A potential way to solve this would be to have a way to ask the XrSystem what subaction paths it should be checking for a particular action. The binding UI might need to provide a way for the user to specify these subaction paths for each action, and the XrSystem would need to provide enough valid subaction paths to be able to differentiate between devices in similar body locations. For example, you might need a “/user/head” and a “/user/head/eye” subpath to be able to tell the head and eye poses appart.
An alternate solution would be to have combined PoseAndXXX action types that provide a combined Pose + action value as a single action. The user could still bind multiple Pose sources to this action, and could bind multiple value sources as well. The binding UI would provide a way for the user to map (value source) -> (pose source) for the action, and would allow the user to bind multiple (value source) -> (pose source) combinations to the same action.
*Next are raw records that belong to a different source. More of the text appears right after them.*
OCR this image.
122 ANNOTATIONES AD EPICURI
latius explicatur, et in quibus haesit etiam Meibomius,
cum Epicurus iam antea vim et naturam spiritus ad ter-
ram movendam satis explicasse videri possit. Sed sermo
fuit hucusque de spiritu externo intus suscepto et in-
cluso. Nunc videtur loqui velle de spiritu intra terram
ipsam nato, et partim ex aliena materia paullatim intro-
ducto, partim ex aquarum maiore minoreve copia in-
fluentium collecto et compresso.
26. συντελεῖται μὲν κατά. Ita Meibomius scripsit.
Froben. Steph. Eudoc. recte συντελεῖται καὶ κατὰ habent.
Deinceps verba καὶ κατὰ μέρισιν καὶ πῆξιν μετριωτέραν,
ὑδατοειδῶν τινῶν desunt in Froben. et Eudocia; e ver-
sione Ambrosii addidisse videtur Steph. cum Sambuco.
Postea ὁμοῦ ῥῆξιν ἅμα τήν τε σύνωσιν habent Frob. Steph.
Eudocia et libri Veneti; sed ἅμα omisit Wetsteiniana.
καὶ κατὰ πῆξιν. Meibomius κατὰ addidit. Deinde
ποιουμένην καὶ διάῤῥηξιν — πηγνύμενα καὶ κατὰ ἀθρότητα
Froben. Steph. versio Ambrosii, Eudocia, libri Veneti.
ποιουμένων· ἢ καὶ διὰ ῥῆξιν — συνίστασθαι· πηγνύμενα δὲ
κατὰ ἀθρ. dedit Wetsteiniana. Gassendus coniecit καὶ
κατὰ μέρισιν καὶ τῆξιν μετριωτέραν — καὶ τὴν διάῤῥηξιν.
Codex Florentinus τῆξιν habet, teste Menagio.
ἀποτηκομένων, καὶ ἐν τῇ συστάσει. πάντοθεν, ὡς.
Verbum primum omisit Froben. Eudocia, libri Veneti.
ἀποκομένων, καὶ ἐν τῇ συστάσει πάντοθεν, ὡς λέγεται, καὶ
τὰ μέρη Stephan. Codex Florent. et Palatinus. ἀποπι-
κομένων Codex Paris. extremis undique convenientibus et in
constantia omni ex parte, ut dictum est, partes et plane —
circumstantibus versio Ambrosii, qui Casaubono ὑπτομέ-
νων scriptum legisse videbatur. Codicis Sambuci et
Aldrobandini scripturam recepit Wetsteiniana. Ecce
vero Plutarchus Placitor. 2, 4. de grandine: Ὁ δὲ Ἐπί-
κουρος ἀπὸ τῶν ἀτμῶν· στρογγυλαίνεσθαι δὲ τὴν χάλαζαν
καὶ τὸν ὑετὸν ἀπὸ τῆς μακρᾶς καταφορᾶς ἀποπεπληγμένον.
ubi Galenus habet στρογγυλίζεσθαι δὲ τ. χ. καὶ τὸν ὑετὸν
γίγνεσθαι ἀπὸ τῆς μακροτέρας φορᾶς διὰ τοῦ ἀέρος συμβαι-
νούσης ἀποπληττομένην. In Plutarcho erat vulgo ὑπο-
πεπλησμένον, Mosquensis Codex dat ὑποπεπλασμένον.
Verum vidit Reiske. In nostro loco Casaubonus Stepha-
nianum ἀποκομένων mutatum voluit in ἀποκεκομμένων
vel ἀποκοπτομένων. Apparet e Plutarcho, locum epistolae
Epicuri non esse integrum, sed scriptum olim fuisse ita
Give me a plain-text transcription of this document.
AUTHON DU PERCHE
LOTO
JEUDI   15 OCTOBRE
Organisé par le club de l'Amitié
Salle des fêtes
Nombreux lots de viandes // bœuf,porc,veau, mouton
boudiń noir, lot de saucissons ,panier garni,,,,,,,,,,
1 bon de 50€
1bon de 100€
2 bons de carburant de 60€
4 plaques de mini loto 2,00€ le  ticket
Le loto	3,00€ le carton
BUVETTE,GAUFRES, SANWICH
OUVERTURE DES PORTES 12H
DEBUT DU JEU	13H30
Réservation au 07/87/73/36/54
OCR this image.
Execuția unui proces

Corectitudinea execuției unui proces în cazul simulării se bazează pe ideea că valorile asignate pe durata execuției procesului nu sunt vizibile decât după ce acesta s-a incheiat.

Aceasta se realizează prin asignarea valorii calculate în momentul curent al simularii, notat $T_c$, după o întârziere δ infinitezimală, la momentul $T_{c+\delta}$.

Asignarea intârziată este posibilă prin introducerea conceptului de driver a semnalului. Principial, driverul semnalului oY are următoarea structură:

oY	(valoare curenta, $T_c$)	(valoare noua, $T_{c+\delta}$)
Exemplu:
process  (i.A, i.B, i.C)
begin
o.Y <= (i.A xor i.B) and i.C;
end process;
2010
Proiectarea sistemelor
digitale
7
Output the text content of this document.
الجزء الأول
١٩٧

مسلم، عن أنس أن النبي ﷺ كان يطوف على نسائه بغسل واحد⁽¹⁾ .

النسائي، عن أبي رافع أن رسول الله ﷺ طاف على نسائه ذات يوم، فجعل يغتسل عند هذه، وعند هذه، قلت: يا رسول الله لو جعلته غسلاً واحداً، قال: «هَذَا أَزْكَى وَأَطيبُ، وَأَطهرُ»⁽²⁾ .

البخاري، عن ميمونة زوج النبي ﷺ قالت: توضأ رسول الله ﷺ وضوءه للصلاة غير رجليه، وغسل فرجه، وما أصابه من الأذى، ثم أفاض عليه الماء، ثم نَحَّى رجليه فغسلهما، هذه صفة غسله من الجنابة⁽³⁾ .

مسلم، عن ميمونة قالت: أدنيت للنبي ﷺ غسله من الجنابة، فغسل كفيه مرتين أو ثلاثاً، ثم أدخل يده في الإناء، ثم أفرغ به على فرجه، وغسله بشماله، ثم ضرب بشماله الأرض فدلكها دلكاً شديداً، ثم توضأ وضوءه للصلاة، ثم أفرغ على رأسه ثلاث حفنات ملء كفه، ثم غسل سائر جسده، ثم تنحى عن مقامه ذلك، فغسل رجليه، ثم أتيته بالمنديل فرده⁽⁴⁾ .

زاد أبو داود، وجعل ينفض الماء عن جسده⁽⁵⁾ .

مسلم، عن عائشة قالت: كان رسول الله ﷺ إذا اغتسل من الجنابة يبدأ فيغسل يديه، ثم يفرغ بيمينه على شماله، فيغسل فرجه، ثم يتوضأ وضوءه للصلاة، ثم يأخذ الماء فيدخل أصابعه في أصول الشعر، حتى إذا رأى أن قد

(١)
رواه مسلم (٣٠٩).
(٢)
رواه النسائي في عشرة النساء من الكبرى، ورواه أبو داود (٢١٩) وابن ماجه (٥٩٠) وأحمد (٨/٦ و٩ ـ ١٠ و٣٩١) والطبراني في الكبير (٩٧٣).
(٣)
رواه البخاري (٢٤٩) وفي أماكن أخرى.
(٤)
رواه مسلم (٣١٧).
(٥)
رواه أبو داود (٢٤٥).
For example, the user might bind the same pose source multiple times with different value sources if they wanted multiple buttons on the same controller to trigger the “teleport” action. The binding UI would not be allowed to bind multiple pose sources to the same value source on a single action: an action cannot simultaneously be occurring at two different locations!
Has anyone else thought about this problem? Anyone have any thoughts? Am I way off base with my thinking about how the OpenXR Input system works?